In the Moore case, a police officer on patrol had noticed a mailbox which had been struck and knocked down in someone’s yard. After a conversation with the homeowner, the police officer drove around a corner to investigate a possible hit and run or vandalism. Observing the Defendant walking beside a white pickup truck parked at a home, the officer entered the driveway of that home to speak with the Defendant. The officer noticed the truck was warm, had body damage to the front driver’s side, and that the Defendant appeared to be intoxicated. After a conversation where the Defendant admitted he had been driving the truck and had consumed a number of beers, the Defendant was arrested and a breathalyzer test subsequently revealed a blood alcohol content of .209.
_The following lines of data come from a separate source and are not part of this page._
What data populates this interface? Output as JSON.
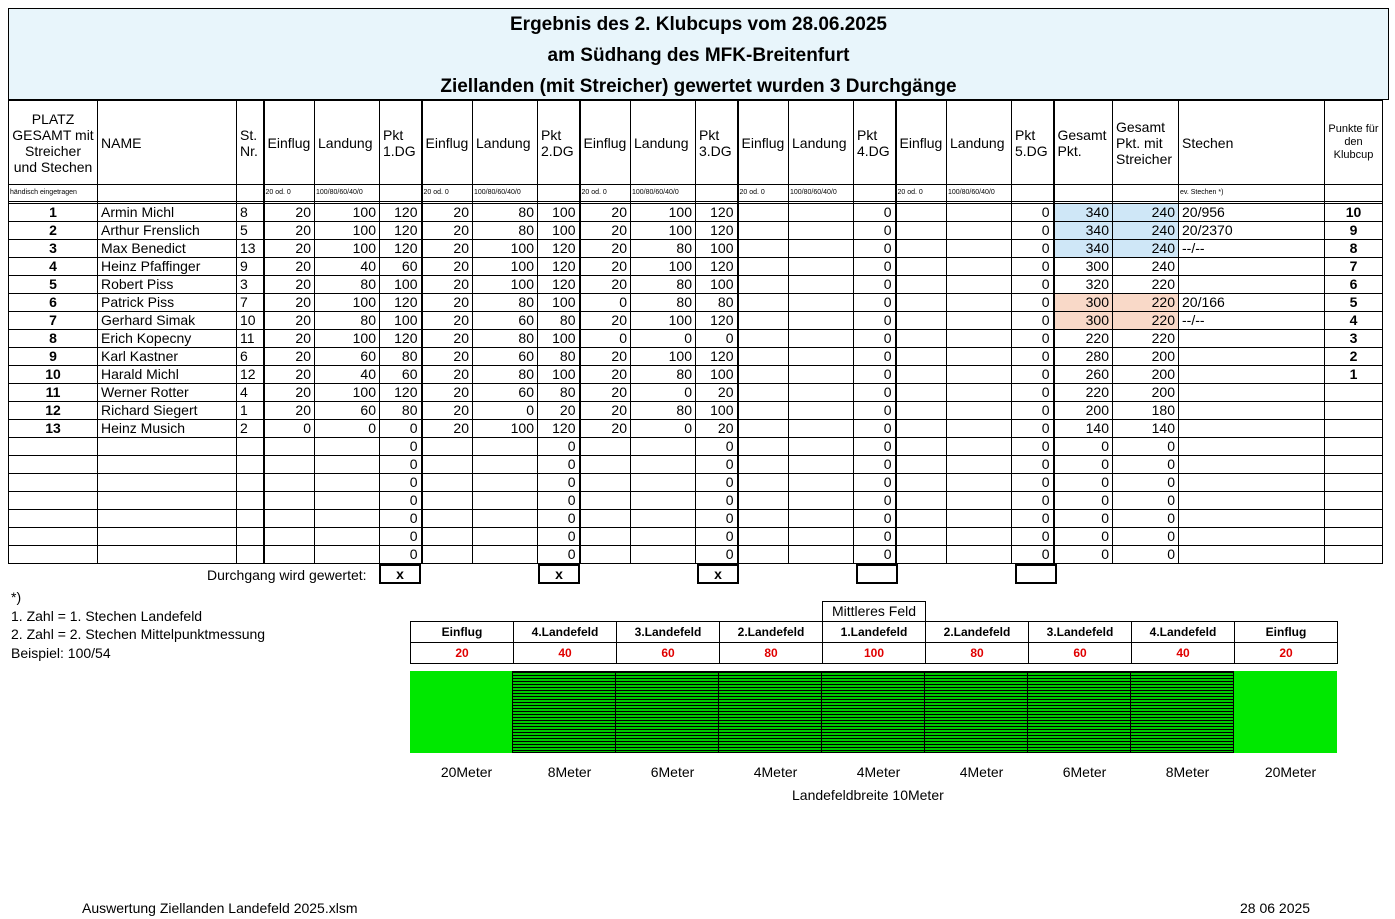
{
  "title": {
    "line1": "Ergebnis des 2. Klubcups vom 28.06.2025",
    "line2": "am Südhang des MFK-Breitenfurt",
    "line3": "Ziellanden (mit Streicher) gewertet wurden 3 Durchgänge"
  },
  "headers": [
    "PLATZ GESAMT mit Streicher und Stechen",
    "NAME",
    "St. Nr.",
    "Einflug",
    "Landung",
    "Pkt 1.DG",
    "Einflug",
    "Landung",
    "Pkt 2.DG",
    "Einflug",
    "Landung",
    "Pkt 3.DG",
    "Einflug",
    "Landung",
    "Pkt 4.DG",
    "Einflug",
    "Landung",
    "Pkt 5.DG",
    "Gesamt Pkt.",
    "Gesamt Pkt. mit Streicher",
    "Stechen",
    "Punkte für den Klubcup"
  ],
  "subheaders": [
    "händisch eingetragen",
    "",
    "",
    "20 od. 0",
    "100/80/60/40/0",
    "",
    "20 od. 0",
    "100/80/60/40/0",
    "",
    "20 od. 0",
    "100/80/60/40/0",
    "",
    "20 od. 0",
    "100/80/60/40/0",
    "",
    "20 od. 0",
    "100/80/60/40/0",
    "",
    "",
    "",
    "ev. Stechen *)",
    ""
  ],
  "rows": [
    [
      "1",
      "Armin Michl",
      "8",
      "20",
      "100",
      "120",
      "20",
      "80",
      "100",
      "20",
      "100",
      "120",
      "",
      "",
      "0",
      "",
      "",
      "0",
      "340",
      "240",
      "20/956",
      "10"
    ],
    [
      "2",
      "Arthur Frenslich",
      "5",
      "20",
      "100",
      "120",
      "20",
      "80",
      "100",
      "20",
      "100",
      "120",
      "",
      "",
      "0",
      "",
      "",
      "0",
      "340",
      "240",
      "20/2370",
      "9"
    ],
    [
      "3",
      "Max Benedict",
      "13",
      "20",
      "100",
      "120",
      "20",
      "100",
      "120",
      "20",
      "80",
      "100",
      "",
      "",
      "0",
      "",
      "",
      "0",
      "340",
      "240",
      "--/--",
      "8"
    ],
    [
      "4",
      "Heinz Pfaffinger",
      "9",
      "20",
      "40",
      "60",
      "20",
      "100",
      "120",
      "20",
      "100",
      "120",
      "",
      "",
      "0",
      "",
      "",
      "0",
      "300",
      "240",
      "",
      "7"
    ],
    [
      "5",
      "Robert Piss",
      "3",
      "20",
      "80",
      "100",
      "20",
      "100",
      "120",
      "20",
      "80",
      "100",
      "",
      "",
      "0",
      "",
      "",
      "0",
      "320",
      "220",
      "",
      "6"
    ],
    [
      "6",
      "Patrick Piss",
      "7",
      "20",
      "100",
      "120",
      "20",
      "80",
      "100",
      "0",
      "80",
      "80",
      "",
      "",
      "0",
      "",
      "",
      "0",
      "300",
      "220",
      "20/166",
      "5"
    ],
    [
      "7",
      "Gerhard Simak",
      "10",
      "20",
      "80",
      "100",
      "20",
      "60",
      "80",
      "20",
      "100",
      "120",
      "",
      "",
      "0",
      "",
      "",
      "0",
      "300",
      "220",
      "--/--",
      "4"
    ],
    [
      "8",
      "Erich Kopecny",
      "11",
      "20",
      "100",
      "120",
      "20",
      "80",
      "100",
      "0",
      "0",
      "0",
      "",
      "",
      "0",
      "",
      "",
      "0",
      "220",
      "220",
      "",
      "3"
    ],
    [
      "9",
      "Karl Kastner",
      "6",
      "20",
      "60",
      "80",
      "20",
      "60",
      "80",
      "20",
      "100",
      "120",
      "",
      "",
      "0",
      "",
      "",
      "0",
      "280",
      "200",
      "",
      "2"
    ],
    [
      "10",
      "Harald Michl",
      "12",
      "20",
      "40",
      "60",
      "20",
      "80",
      "100",
      "20",
      "80",
      "100",
      "",
      "",
      "0",
      "",
      "",
      "0",
      "260",
      "200",
      "",
      "1"
    ],
    [
      "11",
      "Werner Rotter",
      "4",
      "20",
      "100",
      "120",
      "20",
      "60",
      "80",
      "20",
      "0",
      "20",
      "",
      "",
      "0",
      "",
      "",
      "0",
      "220",
      "200",
      "",
      ""
    ],
    [
      "12",
      "Richard Siegert",
      "1",
      "20",
      "60",
      "80",
      "20",
      "0",
      "20",
      "20",
      "80",
      "100",
      "",
      "",
      "0",
      "",
      "",
      "0",
      "200",
      "180",
      "",
      ""
    ],
    [
      "13",
      "Heinz Musich",
      "2",
      "0",
      "0",
      "0",
      "20",
      "100",
      "120",
      "20",
      "0",
      "20",
      "",
      "",
      "0",
      "",
      "",
      "0",
      "140",
      "140",
      "",
      ""
    ],
    [
      "",
      "",
      "",
      "",
      "",
      "0",
      "",
      "",
      "0",
      "",
      "",
      "0",
      "",
      "",
      "0",
      "",
      "",
      "0",
      "0",
      "0",
      "",
      ""
    ],
    [
      "",
      "",
      "",
      "",
      "",
      "0",
      "",
      "",
      "0",
      "",
      "",
      "0",
      "",
      "",
      "0",
      "",
      "",
      "0",
      "0",
      "0",
      "",
      ""
    ],
    [
      "",
      "",
      "",
      "",
      "",
      "0",
      "",
      "",
      "0",
      "",
      "",
      "0",
      "",
      "",
      "0",
      "",
      "",
      "0",
      "0",
      "0",
      "",
      ""
    ],
    [
      "",
      "",
      "",
      "",
      "",
      "0",
      "",
      "",
      "0",
      "",
      "",
      "0",
      "",
      "",
      "0",
      "",
      "",
      "0",
      "0",
      "0",
      "",
      ""
    ],
    [
      "",
      "",
      "",
      "",
      "",
      "0",
      "",
      "",
      "0",
      "",
      "",
      "0",
      "",
      "",
      "0",
      "",
      "",
      "0",
      "0",
      "0",
      "",
      ""
    ],
    [
      "",
      "",
      "",
      "",
      "",
      "0",
      "",
      "",
      "0",
      "",
      "",
      "0",
      "",
      "",
      "0",
      "",
      "",
      "0",
      "0",
      "0",
      "",
      ""
    ],
    [
      "",
      "",
      "",
      "",
      "",
      "0",
      "",
      "",
      "0",
      "",
      "",
      "0",
      "",
      "",
      "0",
      "",
      "",
      "0",
      "0",
      "0",
      "",
      ""
    ]
  ],
  "highlight": {
    "blue_rows": [
      0,
      1,
      2
    ],
    "peach_rows": [
      5,
      6
    ],
    "blue_color": "#cfe7f7",
    "peach_color": "#f9d9c8"
  },
  "durchgang": {
    "label": "Durchgang wird gewertet:",
    "marks": [
      "x",
      "x",
      "x",
      "",
      ""
    ]
  },
  "notes": [
    "*)",
    "1. Zahl = 1. Stechen Landefeld",
    "2. Zahl = 2. Stechen Mittelpunktmessung",
    "Beispiel:  100/54"
  ],
  "field": {
    "mittleres": "Mittleres Feld",
    "labels": [
      "Einflug",
      "4.Landefeld",
      "3.Landefeld",
      "2.Landefeld",
      "1.Landefeld",
      "2.Landefeld",
      "3.Landefeld",
      "4.Landefeld",
      "Einflug"
    ],
    "points": [
      "20",
      "40",
      "60",
      "80",
      "100",
      "80",
      "60",
      "40",
      "20"
    ],
    "meters": [
      "20Meter",
      "8Meter",
      "6Meter",
      "4Meter",
      "4Meter",
      "4Meter",
      "6Meter",
      "8Meter",
      "20Meter"
    ],
    "breite": "Landefeldbreite 10Meter",
    "color": "#00e800"
  },
  "footer": {
    "file": "Auswertung Ziellanden Landefeld 2025.xlsm",
    "date": "28 06 2025"
  }
}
The Defendant attempted to suppress the evidence, arguing that the Defendant had been illegally detained on his private property. Under the facts of this case, in which the police officer parked along the street, did not activate the blue lights, did not command the Defendant to stop, and did not use or show any authority or force to detain the Defendant prior to the discovery of evidence of DUI, the Court of Criminal Appeals agreed with the trial court ruling that it was a consensual encounter. The Court noted that a pathway or sidewalk leading from the street to the door of a home is an implied invitation to use that pathway in pursuing legitimate business or social interests with those inside the home. The police officer needed no objective justification to enter the property from the street to speak with the Defendant. After the initial consensual encounter, of course, probable cause developed for the Defendant’s eventual arrest.